Nature underpins our climate, our economies, and our very lives. And within nature, forests stand as one of the most powerful pillars — storing carbon, regulating rainfall, mitigating floods, and harboring the majority of the planet’s terrestrial biodiversity.
Yet, despite their critical importance, the world continues to lose forests at an alarming rate. Last year alone, we lost the equivalent of 18 soccer fields of tropical forest every minute, totaling 6.7 million hectares — a record high and double the amount lost the year before. Today, habitat conversion is the greatest threat to biodiversity on land.
For years, satellite data has been our essential tool for measuring this loss. More recently, in collaboration with the World Resources Institute, we helped map the underlying drivers of that loss — from agriculture and logging to mining and fire — for the years 2000–2024. These maps, which are at an unprecedented 1km2 resolution, provide a basis for a wide range of forest protection measures. However those insights, critical as they are, only look backward. Now, it’s time to look ahead.

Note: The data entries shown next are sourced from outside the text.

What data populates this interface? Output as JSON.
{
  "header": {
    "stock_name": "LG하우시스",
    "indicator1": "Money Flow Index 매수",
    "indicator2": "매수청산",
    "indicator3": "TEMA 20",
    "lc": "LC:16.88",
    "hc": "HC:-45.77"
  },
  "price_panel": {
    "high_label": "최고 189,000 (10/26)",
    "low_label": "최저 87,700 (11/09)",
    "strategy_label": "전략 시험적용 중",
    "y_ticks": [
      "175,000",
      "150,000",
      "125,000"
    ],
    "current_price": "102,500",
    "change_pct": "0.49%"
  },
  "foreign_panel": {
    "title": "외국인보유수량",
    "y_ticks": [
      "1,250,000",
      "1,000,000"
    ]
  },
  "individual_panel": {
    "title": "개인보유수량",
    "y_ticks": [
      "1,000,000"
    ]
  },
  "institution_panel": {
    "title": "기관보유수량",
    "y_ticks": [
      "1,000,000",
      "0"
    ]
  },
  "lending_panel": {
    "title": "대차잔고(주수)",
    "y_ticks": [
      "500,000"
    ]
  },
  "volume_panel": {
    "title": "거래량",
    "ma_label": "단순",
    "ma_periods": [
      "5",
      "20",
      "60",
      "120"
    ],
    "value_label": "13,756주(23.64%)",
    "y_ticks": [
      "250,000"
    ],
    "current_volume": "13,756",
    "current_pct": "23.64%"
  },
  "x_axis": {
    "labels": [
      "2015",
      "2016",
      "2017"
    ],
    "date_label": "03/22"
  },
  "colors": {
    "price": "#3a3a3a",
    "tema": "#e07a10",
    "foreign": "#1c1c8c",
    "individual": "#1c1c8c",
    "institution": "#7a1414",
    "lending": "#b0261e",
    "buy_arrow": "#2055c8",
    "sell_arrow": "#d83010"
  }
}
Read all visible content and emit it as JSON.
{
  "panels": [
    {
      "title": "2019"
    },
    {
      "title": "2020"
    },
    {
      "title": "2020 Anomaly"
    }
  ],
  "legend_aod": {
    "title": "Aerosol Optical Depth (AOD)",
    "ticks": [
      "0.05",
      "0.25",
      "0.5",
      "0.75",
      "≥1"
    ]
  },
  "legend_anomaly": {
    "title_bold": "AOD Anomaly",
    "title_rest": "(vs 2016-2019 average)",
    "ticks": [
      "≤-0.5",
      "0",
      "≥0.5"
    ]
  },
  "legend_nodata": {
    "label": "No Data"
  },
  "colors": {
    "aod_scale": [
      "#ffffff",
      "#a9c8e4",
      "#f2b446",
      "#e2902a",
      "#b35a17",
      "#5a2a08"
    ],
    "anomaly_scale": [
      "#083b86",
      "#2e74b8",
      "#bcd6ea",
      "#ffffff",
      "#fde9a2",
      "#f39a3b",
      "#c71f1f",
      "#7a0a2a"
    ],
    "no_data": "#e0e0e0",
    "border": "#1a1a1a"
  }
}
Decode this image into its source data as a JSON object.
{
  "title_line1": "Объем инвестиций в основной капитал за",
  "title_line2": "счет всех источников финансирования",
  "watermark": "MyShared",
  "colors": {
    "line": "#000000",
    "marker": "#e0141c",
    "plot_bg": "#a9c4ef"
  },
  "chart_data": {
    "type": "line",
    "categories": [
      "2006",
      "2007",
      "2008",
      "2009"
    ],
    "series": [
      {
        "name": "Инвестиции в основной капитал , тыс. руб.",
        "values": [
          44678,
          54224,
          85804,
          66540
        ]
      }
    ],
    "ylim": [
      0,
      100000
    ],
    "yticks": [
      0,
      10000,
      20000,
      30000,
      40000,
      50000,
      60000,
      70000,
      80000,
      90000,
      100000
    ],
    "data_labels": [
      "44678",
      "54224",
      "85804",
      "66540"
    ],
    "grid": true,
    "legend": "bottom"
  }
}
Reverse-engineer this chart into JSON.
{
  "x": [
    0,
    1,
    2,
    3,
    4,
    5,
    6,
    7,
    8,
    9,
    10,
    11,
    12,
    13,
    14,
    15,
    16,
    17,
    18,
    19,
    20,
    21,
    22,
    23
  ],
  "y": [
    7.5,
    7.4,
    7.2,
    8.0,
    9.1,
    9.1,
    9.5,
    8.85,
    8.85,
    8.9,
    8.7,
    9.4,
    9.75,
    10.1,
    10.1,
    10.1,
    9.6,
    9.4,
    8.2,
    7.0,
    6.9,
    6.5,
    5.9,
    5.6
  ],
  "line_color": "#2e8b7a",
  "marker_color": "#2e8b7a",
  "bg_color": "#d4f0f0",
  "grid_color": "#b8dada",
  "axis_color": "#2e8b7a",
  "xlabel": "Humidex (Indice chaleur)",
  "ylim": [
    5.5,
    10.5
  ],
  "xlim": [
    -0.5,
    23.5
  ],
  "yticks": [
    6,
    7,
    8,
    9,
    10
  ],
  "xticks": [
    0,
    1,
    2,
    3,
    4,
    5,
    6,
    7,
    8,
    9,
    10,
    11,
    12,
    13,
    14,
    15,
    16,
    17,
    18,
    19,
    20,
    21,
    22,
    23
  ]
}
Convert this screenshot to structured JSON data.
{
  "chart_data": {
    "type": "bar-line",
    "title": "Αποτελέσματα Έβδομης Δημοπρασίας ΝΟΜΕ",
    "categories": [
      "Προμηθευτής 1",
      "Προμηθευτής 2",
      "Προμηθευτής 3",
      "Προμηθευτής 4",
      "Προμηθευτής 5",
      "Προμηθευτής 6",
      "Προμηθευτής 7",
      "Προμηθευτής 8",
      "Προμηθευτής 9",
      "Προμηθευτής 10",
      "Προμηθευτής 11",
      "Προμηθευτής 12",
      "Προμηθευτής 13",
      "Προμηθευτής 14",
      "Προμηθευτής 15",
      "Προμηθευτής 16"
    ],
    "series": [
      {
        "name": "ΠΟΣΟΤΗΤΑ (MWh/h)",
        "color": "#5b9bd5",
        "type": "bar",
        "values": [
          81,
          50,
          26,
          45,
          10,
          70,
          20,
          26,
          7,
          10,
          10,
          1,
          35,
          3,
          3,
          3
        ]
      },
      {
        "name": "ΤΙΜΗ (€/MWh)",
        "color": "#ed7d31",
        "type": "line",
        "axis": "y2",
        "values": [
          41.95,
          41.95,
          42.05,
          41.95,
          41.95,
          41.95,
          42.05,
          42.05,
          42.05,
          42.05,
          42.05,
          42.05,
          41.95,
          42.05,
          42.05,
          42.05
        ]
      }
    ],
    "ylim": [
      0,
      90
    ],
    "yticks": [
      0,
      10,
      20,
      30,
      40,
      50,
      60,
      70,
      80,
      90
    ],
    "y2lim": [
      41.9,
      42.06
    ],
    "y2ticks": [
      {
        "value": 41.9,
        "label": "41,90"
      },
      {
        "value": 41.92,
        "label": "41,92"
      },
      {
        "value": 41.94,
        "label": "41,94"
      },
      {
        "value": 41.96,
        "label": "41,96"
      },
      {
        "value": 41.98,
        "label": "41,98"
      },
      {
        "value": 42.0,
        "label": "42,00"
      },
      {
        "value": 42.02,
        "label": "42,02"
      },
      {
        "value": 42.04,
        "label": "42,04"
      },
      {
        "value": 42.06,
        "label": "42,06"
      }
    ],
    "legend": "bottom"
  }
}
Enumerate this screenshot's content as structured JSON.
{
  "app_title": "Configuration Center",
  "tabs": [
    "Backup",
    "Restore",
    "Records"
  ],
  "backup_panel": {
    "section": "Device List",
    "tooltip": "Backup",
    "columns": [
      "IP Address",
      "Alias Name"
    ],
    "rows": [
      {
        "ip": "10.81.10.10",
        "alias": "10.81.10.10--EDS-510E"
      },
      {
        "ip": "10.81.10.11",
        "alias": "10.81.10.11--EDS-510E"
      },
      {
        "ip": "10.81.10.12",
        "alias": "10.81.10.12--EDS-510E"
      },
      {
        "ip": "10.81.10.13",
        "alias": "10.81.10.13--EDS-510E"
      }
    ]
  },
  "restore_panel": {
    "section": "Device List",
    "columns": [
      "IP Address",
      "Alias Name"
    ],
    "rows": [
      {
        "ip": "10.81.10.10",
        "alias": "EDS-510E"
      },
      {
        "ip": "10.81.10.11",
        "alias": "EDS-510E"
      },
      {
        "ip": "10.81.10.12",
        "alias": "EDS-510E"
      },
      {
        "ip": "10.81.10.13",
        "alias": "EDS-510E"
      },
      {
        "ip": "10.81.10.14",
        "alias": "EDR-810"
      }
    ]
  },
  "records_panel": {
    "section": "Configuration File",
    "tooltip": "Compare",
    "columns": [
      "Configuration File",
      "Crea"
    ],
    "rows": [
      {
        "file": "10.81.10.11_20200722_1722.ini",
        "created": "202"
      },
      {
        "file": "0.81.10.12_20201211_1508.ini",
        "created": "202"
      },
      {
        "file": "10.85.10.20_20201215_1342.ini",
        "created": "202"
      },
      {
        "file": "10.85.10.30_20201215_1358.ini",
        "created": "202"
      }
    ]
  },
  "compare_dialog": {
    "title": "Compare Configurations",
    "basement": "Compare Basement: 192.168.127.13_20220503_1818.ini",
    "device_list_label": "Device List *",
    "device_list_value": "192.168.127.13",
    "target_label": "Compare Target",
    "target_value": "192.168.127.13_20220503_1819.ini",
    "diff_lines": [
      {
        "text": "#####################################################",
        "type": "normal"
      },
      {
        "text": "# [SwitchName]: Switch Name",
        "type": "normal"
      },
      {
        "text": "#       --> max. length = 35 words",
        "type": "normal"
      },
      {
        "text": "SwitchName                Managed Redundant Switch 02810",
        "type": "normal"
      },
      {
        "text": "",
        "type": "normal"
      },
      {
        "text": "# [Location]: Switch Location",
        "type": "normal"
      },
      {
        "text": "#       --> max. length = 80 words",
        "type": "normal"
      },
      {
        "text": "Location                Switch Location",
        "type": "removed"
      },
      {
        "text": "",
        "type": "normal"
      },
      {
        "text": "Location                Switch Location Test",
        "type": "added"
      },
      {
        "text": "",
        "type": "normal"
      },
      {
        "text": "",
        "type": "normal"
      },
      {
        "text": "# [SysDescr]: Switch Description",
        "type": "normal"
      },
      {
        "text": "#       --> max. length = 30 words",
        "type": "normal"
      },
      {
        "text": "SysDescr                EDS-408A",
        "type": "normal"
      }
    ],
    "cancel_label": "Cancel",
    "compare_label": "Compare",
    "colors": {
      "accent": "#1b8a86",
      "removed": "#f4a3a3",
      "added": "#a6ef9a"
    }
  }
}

We’re excited to announce the release of “ForestCast: Forecasting Deforestation Risk at Scale with Deep Learning”, along with the first publicly available benchmark dataset dedicated to training deep learning models to predict deforestation risk. This shift from merely monitoring what’s already gone to forecasting what’s at risk in the future changes the game. Previous approaches to risk have depended on assembling patchily-available input maps, such as roads and population density, which can quickly go out of date. By contrast, we have developed an efficient approach based on pure satellite data that can be applied consistently, in any region, and can be readily updated in the future when more data becomes available. We found that this approach could match or exceed the accuracy of previous approaches. To ensure the community can reproduce and build on our work, we are releasing all of the input, training, and evaluation data as a public benchmark dataset.